Consider complete work = 100%
Let A takes 'y' days to complete 70% work
Let B takes 'x' days to complete 100% work
Therefore B 's 1 day work = (100/x) % ---- (i)
Similarly A completes 140% work in 'x' days ----( given A's efficiency is 40% more than B )
Therefore A 's 1 day work = (140/x) % ----(ii)
Similarly C completes 80% work in 'x' days -- (given C's efficiency is 20% less than B)
Therefore C's 1 day work = (80/x)% -----(iii)
A,B and C combined work in 1 day = [(100/x) + (140/x) + (80/x)] %
Therefore,
A,B and C combined work in 5 days = 5* [(100/x) + (140/x) + (80/x)] % ---- (iv)

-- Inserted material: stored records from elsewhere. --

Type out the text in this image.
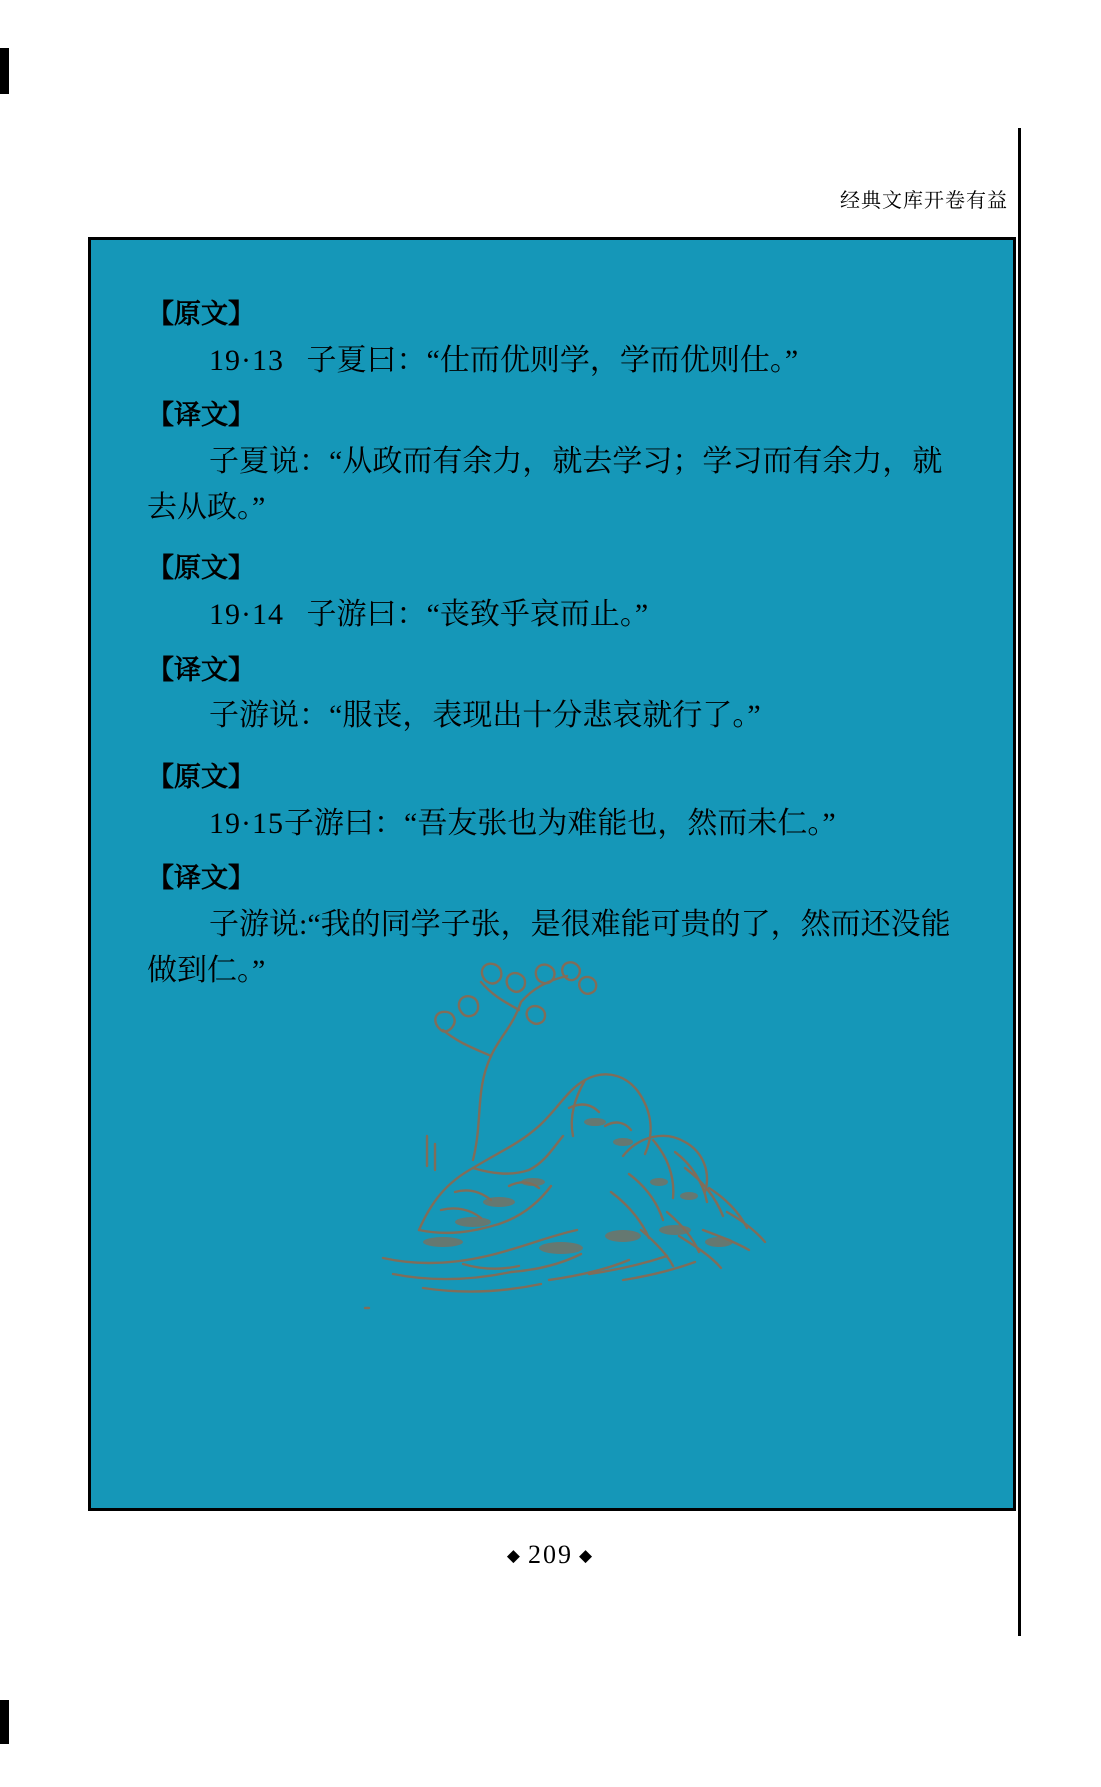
经典文库开卷有益
【原文】

19·13 子夏曰：“仕而优则学，学而优则仕。”

【译文】

子夏说：“从政而有余力，就去学习；学习而有余力，就去从政。”

【原文】

19·14 子游曰：“丧致乎哀而止。”

【译文】

子游说：“服丧，表现出十分悲哀就行了。”

【原文】

19·15子游曰：“吾友张也为难能也，然而未仁。”

【译文】

子游说:“我的同学子张，是很难能可贵的了，然而还没能做到仁。”

◆ 209 ◆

Given that A,B and C together completes the 100% work in 5 days ---(v)
Equating equation (iv) & (v) -- (Equating 5 days of work)
5*[(100/x) + (140/x) + (80/x)] % = 100 %
(100/x) + (140/x) + (80/x) = (100/5)
(100+140+80)/x = 20
(320)/x=20
x= 320/20
x = 16 days
Therefore B alone takes 16 days to complete 100 % work
Solving equation (ii) substitute x in (ii) ,
A 's 1 day work = (140/16) %
A's y days work = y*(140/16)% --(vi)
But A completes 70% work in y days
70 % = y *(140/16) %
y = (70*16)/140
y = 8 days
Therefore A takes 8 days to complete the 70 % work.